In January 2011, Pingel pleaded no contest to second-degree sexual assault of a child, as a repeater. The circuit court withheld sentence and imposed seven years and two months of probation, to run concurrently with a term of probation Pingel was already serving. Pingel’s probation was later revoked and, out of a maximum possible forty-six-year sentence, the court imposed a twenty-five-year sentence, consisting of sixteen years’ initial confinement and nine years’ extended supervision, concurrent with Pingel’s sentence in another case.
An appeal from a judgment imposing sentence after probation revocation does not bring the underlying conviction before us. See State v. Drake, 184 Wis. 2d 396, 399, 515 N.W.2d 923 (Ct. App. 1994). Additionally, the validity of the probation revocation itself is not the subject of this appeal. See State ex rel. Flowers v. DHSS, 81 Wis. 2d 376, 384, 260 N.W.2d 727 (1978) (probation revocation independent from underlying criminal action); see also State ex rel.

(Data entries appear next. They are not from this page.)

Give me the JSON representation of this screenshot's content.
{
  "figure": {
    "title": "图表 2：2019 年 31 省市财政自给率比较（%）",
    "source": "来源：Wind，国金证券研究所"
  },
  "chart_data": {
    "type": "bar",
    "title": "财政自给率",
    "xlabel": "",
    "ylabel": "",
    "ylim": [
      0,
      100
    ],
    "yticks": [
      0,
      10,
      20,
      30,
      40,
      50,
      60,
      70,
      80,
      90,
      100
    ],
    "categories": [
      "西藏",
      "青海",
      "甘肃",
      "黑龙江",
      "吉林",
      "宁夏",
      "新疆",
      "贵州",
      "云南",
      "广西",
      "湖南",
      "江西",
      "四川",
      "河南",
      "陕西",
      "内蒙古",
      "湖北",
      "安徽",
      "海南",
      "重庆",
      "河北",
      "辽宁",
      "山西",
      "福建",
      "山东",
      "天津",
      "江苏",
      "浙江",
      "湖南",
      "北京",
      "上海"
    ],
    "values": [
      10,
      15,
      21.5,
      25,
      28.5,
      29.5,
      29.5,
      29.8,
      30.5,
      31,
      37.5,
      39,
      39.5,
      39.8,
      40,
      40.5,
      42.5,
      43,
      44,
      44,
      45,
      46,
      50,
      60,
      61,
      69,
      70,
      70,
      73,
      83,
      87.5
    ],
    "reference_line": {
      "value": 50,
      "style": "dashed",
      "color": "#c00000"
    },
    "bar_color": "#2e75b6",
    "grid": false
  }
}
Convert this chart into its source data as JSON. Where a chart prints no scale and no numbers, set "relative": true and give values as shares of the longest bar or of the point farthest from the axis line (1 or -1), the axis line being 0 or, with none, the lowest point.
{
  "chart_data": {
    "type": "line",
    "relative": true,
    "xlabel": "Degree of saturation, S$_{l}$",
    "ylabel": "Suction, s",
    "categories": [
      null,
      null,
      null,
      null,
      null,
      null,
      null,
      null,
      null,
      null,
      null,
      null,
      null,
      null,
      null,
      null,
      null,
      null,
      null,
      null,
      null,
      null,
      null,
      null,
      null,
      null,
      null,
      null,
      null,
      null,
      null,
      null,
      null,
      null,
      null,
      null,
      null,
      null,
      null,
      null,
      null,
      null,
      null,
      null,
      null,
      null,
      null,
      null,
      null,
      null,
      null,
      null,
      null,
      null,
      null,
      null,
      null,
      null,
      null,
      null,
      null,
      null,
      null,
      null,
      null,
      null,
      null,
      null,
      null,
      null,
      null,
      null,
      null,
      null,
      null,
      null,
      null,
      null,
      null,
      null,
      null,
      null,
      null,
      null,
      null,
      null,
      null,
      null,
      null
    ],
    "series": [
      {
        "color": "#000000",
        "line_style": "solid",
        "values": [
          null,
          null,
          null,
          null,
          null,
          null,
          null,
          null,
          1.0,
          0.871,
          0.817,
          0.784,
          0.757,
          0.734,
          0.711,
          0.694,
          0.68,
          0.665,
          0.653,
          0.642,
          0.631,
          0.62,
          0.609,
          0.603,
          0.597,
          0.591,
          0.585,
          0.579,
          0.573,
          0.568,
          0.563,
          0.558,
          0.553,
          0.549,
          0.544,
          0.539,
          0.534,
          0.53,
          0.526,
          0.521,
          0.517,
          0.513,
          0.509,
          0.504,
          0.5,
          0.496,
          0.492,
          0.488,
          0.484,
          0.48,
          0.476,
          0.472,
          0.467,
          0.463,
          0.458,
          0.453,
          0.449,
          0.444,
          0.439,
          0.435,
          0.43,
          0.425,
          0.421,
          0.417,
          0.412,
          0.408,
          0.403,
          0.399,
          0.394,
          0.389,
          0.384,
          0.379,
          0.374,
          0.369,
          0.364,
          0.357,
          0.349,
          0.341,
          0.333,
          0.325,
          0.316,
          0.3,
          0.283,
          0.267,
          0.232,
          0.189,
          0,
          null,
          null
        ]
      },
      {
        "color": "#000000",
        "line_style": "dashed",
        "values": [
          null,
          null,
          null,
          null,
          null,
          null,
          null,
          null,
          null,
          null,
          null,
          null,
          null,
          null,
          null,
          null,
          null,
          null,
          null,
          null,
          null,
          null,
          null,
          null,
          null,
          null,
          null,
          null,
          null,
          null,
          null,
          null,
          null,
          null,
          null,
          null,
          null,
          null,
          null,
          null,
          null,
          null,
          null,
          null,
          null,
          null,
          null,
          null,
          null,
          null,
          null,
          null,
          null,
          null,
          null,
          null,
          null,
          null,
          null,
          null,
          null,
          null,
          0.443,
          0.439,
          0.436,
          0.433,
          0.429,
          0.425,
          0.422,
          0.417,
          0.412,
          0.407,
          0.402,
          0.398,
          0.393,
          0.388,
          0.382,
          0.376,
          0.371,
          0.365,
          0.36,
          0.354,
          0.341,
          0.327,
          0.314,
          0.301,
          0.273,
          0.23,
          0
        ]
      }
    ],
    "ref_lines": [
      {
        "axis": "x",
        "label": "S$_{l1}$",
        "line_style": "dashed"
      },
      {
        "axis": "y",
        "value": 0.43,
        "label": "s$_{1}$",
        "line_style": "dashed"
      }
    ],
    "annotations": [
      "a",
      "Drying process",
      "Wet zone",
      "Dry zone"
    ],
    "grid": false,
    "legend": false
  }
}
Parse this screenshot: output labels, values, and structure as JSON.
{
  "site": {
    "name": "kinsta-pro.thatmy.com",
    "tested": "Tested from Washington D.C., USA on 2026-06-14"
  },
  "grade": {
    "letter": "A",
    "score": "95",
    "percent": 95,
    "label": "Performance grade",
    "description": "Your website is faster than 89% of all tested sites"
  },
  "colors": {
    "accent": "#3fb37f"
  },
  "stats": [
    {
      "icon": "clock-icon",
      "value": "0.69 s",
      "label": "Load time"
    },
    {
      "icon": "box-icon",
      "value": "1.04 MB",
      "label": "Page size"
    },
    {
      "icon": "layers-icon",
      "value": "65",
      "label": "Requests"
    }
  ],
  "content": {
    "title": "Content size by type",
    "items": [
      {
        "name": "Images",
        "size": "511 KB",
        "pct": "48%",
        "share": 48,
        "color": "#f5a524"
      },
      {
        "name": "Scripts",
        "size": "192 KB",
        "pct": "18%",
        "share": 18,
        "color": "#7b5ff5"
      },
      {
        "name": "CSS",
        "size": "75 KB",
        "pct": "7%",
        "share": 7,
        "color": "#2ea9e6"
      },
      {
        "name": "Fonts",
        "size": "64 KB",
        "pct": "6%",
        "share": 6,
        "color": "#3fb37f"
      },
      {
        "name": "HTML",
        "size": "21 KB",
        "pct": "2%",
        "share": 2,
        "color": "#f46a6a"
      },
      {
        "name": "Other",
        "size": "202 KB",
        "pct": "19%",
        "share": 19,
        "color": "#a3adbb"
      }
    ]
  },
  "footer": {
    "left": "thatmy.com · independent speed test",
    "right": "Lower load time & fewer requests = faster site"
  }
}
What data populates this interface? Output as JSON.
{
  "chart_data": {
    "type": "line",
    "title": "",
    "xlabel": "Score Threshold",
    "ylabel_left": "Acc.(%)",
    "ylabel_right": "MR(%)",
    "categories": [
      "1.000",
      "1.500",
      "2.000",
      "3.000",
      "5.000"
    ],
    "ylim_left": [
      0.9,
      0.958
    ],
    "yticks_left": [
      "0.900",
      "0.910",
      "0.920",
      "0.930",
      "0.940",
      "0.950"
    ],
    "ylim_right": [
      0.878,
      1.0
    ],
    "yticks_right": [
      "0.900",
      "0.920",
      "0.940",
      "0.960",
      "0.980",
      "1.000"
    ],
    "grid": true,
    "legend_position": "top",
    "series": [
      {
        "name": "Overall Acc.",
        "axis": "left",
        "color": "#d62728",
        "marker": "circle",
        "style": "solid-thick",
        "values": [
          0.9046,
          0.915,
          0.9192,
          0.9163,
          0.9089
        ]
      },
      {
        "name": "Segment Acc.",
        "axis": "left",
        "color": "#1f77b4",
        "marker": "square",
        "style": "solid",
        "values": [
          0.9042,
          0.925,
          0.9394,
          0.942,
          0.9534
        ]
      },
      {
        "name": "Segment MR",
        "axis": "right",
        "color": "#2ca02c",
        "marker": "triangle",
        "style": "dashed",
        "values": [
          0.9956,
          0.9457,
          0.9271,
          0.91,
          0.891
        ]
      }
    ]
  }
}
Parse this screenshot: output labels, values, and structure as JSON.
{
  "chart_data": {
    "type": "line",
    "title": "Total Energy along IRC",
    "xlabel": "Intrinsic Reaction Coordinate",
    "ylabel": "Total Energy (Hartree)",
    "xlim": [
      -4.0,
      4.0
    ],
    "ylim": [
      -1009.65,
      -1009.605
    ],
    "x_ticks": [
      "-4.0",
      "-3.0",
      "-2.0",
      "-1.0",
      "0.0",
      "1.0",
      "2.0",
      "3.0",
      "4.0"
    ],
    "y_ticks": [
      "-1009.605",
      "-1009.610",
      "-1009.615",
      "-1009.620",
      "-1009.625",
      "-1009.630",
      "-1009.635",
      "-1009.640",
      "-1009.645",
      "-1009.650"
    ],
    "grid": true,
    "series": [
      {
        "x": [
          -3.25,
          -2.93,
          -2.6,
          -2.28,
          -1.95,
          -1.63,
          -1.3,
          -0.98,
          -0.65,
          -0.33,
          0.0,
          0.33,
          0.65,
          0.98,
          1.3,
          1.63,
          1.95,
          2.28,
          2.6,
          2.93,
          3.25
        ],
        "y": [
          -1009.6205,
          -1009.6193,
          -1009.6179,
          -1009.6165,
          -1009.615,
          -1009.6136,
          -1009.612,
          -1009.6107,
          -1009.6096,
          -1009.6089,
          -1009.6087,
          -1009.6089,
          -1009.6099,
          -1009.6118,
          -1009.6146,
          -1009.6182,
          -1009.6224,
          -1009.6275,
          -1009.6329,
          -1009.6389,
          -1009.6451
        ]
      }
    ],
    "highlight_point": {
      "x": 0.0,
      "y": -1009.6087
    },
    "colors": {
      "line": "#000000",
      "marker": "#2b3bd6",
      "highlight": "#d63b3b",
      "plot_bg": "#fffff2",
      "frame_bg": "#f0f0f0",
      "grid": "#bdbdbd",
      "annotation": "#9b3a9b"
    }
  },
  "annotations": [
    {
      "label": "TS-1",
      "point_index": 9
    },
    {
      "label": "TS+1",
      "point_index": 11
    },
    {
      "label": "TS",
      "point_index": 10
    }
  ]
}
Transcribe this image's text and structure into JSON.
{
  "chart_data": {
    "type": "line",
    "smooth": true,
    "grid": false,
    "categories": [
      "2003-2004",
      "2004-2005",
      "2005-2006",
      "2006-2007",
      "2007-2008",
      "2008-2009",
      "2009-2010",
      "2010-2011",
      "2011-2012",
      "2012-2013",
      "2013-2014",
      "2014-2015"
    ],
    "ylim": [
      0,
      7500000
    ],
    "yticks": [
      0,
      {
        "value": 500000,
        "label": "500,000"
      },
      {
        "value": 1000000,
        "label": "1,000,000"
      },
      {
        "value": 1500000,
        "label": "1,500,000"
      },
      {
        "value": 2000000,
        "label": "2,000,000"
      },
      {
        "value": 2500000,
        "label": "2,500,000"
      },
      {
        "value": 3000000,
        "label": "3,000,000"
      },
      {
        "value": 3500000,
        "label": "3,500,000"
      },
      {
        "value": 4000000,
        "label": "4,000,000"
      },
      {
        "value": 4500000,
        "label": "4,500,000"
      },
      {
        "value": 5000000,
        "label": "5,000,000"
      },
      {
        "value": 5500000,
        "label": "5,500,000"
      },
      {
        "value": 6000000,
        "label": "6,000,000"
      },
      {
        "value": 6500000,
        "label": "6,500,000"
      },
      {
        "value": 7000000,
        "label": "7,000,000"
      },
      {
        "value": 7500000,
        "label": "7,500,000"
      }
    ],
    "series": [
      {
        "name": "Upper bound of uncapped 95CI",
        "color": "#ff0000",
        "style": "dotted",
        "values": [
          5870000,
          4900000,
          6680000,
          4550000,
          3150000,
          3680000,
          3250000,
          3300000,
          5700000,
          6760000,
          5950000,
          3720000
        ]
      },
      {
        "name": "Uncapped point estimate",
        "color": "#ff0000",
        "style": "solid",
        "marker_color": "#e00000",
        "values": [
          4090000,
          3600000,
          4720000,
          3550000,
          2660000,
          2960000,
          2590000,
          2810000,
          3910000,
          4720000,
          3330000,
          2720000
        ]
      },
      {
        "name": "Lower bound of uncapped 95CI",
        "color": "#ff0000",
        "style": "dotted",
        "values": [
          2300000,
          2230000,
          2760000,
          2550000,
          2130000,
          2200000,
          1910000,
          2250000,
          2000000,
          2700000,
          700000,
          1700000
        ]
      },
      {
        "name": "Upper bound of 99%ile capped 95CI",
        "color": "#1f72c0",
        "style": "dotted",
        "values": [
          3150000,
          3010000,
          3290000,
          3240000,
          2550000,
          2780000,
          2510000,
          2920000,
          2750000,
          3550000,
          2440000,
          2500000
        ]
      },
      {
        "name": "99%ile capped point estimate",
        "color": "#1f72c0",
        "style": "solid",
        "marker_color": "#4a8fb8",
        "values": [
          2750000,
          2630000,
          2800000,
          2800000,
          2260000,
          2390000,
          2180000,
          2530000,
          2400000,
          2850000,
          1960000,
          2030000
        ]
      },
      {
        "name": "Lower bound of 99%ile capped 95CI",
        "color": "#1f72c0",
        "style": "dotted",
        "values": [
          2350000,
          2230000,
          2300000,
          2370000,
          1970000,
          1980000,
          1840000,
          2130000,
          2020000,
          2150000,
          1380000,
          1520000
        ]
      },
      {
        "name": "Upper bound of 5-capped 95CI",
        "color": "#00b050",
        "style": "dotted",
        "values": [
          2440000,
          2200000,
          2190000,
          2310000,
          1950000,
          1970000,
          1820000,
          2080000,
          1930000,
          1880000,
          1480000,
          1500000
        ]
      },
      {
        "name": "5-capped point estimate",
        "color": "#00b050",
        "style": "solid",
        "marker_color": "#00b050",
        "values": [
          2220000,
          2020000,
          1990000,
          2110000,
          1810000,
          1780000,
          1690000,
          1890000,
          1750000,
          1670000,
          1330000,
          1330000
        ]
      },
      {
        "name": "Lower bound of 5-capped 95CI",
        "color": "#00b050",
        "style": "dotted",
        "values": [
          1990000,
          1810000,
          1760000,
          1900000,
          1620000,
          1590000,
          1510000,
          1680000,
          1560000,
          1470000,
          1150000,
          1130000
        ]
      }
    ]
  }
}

Johnson v. Cady, 50 Wis. 2d 540, 550, 185 N.W.2d 306 (1971) (judicial review of probation revocation is by petition for certiorari in circuit court). This court’s review is therefore limited to whether the circuit court properly exercised its sentencing discretion.
There is no arguable merit to a
claim that the circuit court improperly exercised its sentencing
discretion. Before imposing a sentence
authorized by law, the court considered the seriousness of the offense;
Pingel’s character, including his criminal history; the need to protect the
public; and the mitigating circumstances Pingel raised. See
State v. Gallion, 2004 WI 42, ¶¶39-46,
270 Wis. 2d 535, 678 N.W.2d 197. Under
these circumstances, it cannot reasonably be argued that Pingel’s sentence is
so excessive as to shock public sentiment.
See Ocanas v. State, 70
Our independent review of the record discloses no other potential issues for appeal.
Therefore,
IT IS ORDERED that the judgment is summarily affirmed pursuant to Wis. Stat. Rule 809.21.
IT IS FURTHER ORDERED that attorney Andrew H. Morgan is relieved of further representing Pingel in this matter. See Wis. Stat. Rule 809.32(3).